The prevalence of MAU in patients with T2DM was reported to be 19–32%.15,16 In the present study, the prevalence was 21.3%. Although the mechanism underlying the association between MAU and cardiovascular diseases is not clear, elevated urinary albumin excretion was reported to frequently cause vascular endothelial dysfunction, microvascular injury, and probably inflammation.16–18 In addition, inflammatory markers, such as high-sensitive C-reactive protein, fibrinogen, and interleukin 6, were demonstrated to be associated with MAU.19 Accordingly, it was suggested that the prolonged inflammatory reaction in T2DM patients with MAU may lead to subclinical left ventricular systolic and diastolic dysfunction by increasing myocardial fibrosis and scar tissue.20

A fQRS may be an easy-to-obtain and cost-effective electrocardiographic marker of myocardial fibrosis and scar tissue.21 The prevalence of a fQRS was reported to be 19.7% in the general population (23% in the presence of cardiac events).22 The prevalence was 18% in the presence of nonischemic dilated cardiomyopathy,23 50% in myocardial infarction,24 and 26.1% in metabolic syndrome.25 In the present study, the prevalence of a fQRS was higher in patients with MAU than in those without MAU (59.2% vs. 26.0%, p=0.002).

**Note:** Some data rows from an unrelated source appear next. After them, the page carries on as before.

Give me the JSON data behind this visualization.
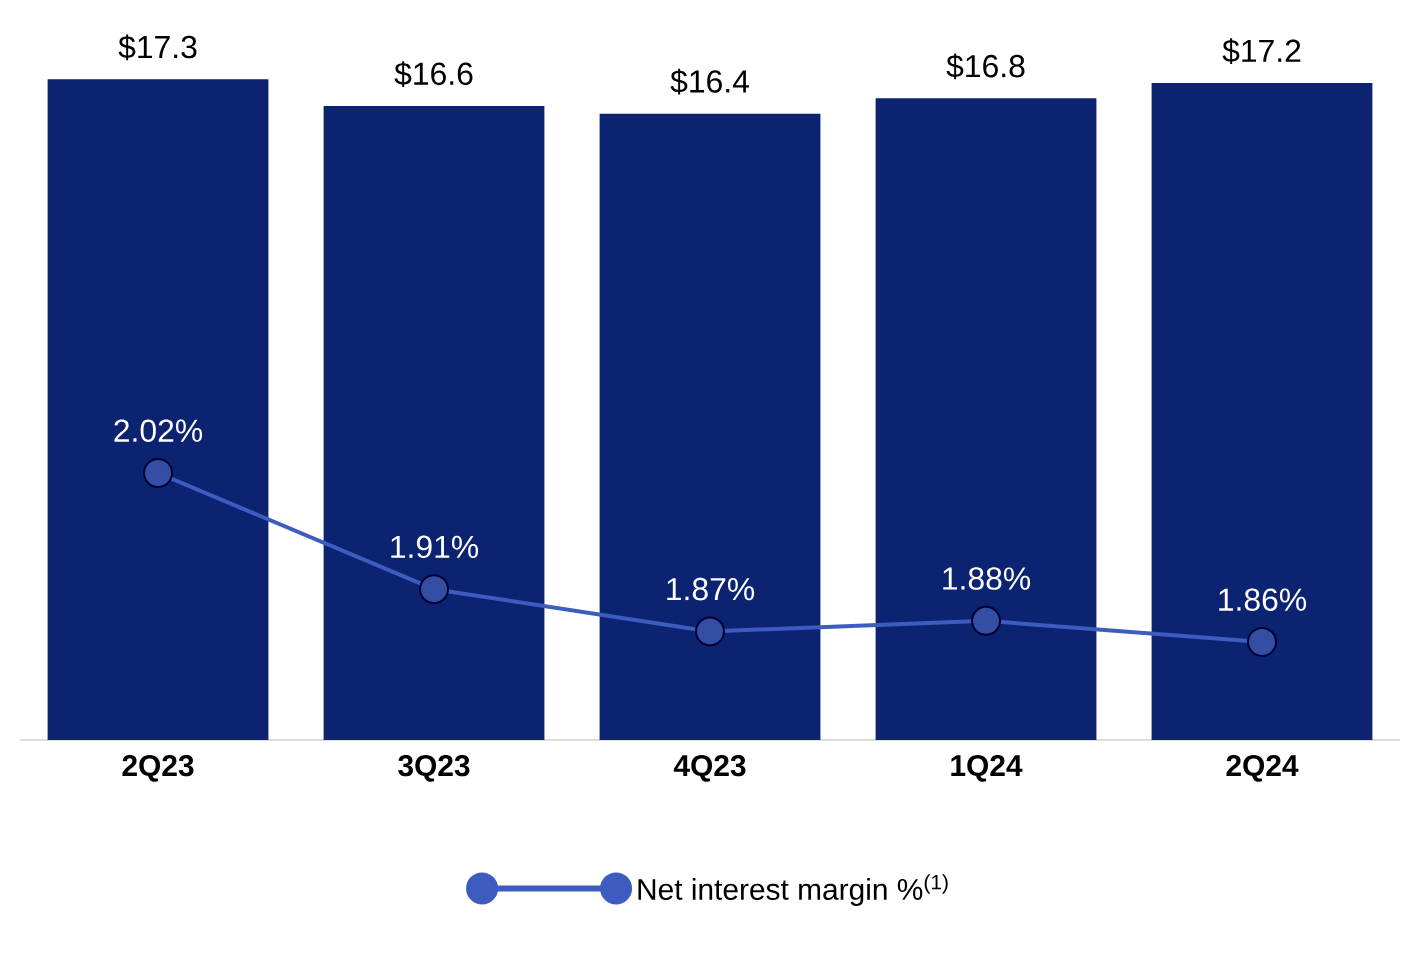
{
  "chart_data": {
    "type": "bar",
    "categories": [
      "2Q23",
      "3Q23",
      "4Q23",
      "1Q24",
      "2Q24"
    ],
    "series": [
      {
        "color": "#0b2370",
        "values": [
          17.3,
          16.6,
          16.4,
          16.8,
          17.2
        ],
        "value_labels": [
          "$17.3",
          "$16.6",
          "$16.4",
          "$16.8",
          "$17.2"
        ]
      },
      {
        "type": "line",
        "name": "Net interest margin %$^{(1)}$",
        "axis": "y2",
        "color": "#3d5cc0",
        "marker": "circle",
        "values": [
          2.02,
          1.91,
          1.87,
          1.88,
          1.86
        ],
        "value_labels": [
          "2.02%",
          "1.91%",
          "1.87%",
          "1.88%",
          "1.86%"
        ]
      }
    ],
    "legend": "bottom",
    "tick_labels": "x"
  }
}
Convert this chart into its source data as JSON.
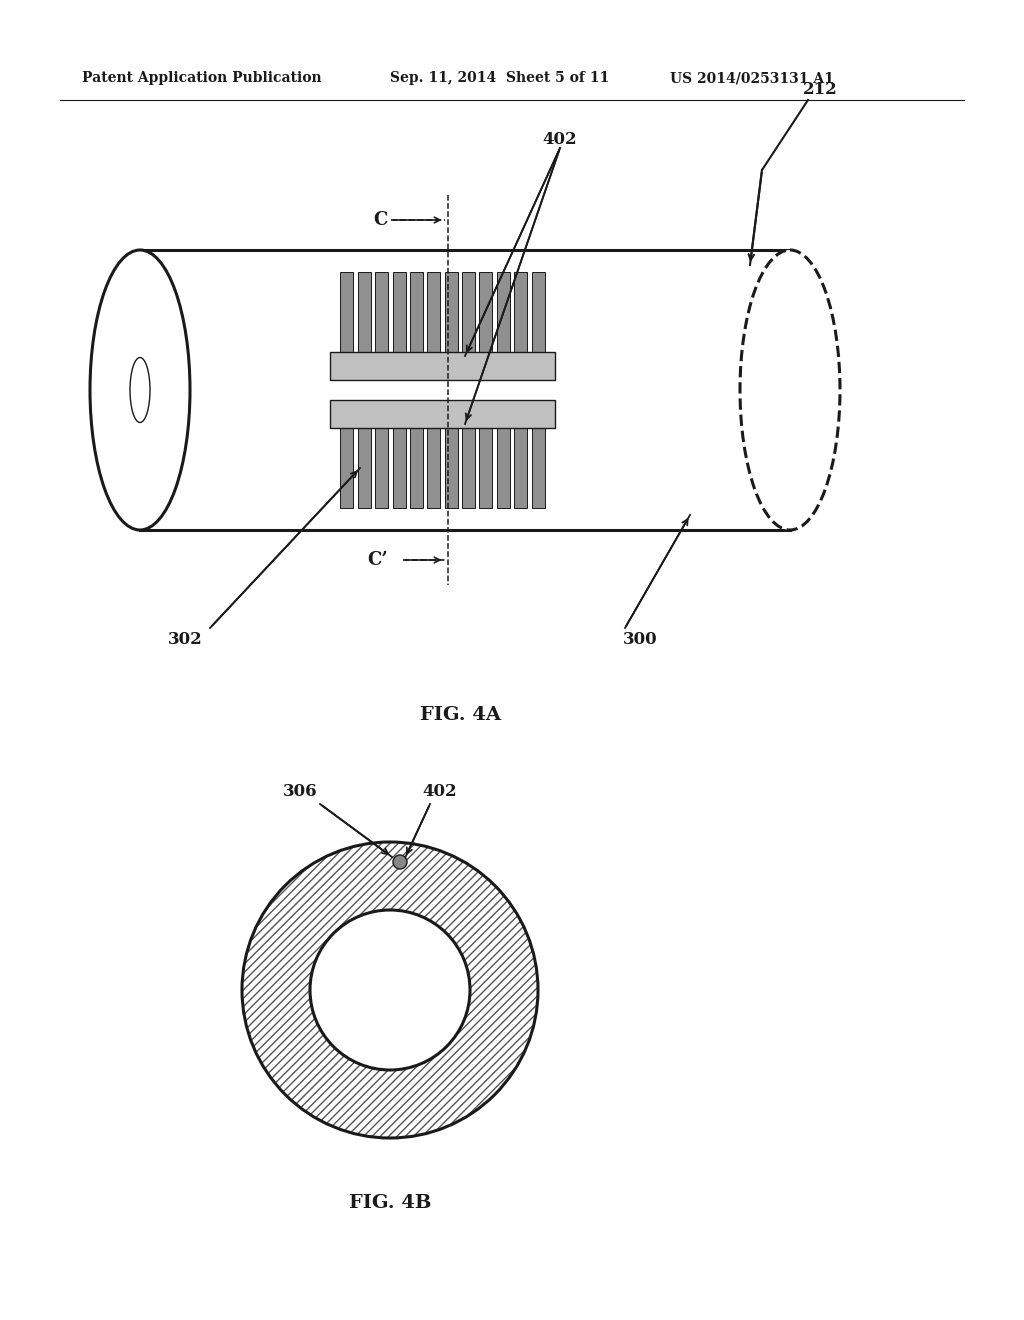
{
  "bg_color": "#ffffff",
  "line_color": "#1a1a1a",
  "header_text": "Patent Application Publication",
  "header_date": "Sep. 11, 2014  Sheet 5 of 11",
  "header_patent": "US 2014/0253131 A1",
  "fig4a_label": "FIG. 4A",
  "fig4b_label": "FIG. 4B",
  "label_212": "212",
  "label_402": "402",
  "label_302": "302",
  "label_300": "300",
  "label_306": "306",
  "label_C": "C",
  "label_Cprime": "C’"
}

An endomyocardial biopsy and cardiac magnetic resonance imaging are reliable methods to indicate myocardial fibrosis.26,27 However, both methods are very expensive and not easily accessible. In contrast, the demonstration of a fQRS on ECG may be an easily accessible and cheap test to detect myocardial fibrosis.

Ozkan et al. investigated the association between fQRS and proteinuria in nephrotic syndrome patients who are under treatment. They found higher proteinuria and TEI index in those whose ECG had fQRS.28 Adar et al. found that the prevalence of a fQRS was 60% in chronic renal failure patients with a preserved left ventricular ejection fraction.29 In addition, they reported the co-occurrence of a fQRS and subclinical left ventricular systolic and diastolic dysfunction, as assessed by the TEI index. Yoshiro et al. detected a fQRSin 36.8% of LV diastolic dysfunction patients with a preserved left ventricular ejection fraction.30 In the same study, plasma brain natriuretic peptide levels and the presence of a fQRS on ECG were independent predictors of the development of heart failure in patients with a preserved left ventricular ejection fraction. Yoshiro et al. suggested that both the presence of a fQRS and elevated brain natriuretic peptide BNP levels in myocardial tissue with normal systolic function might be associated with myocardial fibrosis, which led to abnormal myocardial relaxation and stiffness.

In the present study, the presence of a fQRS was associated with albuminuria and increases in HbA1c, the LVEDd, and LVM index. In the multivariate logistic regression analysis, only microalbuminuria and the LVEDd were independent indicators of the presence of a fQRS on ECG in patients with T2DM. Based on these findings, we speculate that LV myocardial fibrosis and dysfunction in patients with T2DM with might be detected by fQRS on ECG. Further big-scaled research is needed in order to confirm the relationship between left ventricular dysfunction and the presence of fQRS in patients with microalbuminuria.

This study has several limitations. First, the sample size was small. Second, myocardial fibrosis was not documented by imaging methods or biochemical or pathological markers. Finally, patients with or without a fQRS were not prospectively followed for adverse cardiac events.

In T2DM patients with MAU, the presence of fQRS on ECG which is a cheap and easily accessible marker, may serve as a clue of myocardial fibrosis which is associated with LV systolic and diastolic dysfunction. Therefore when it is detected on ECG, the possibility of future cardiac events should be considered.

The authors declare that they have no conflict of interest.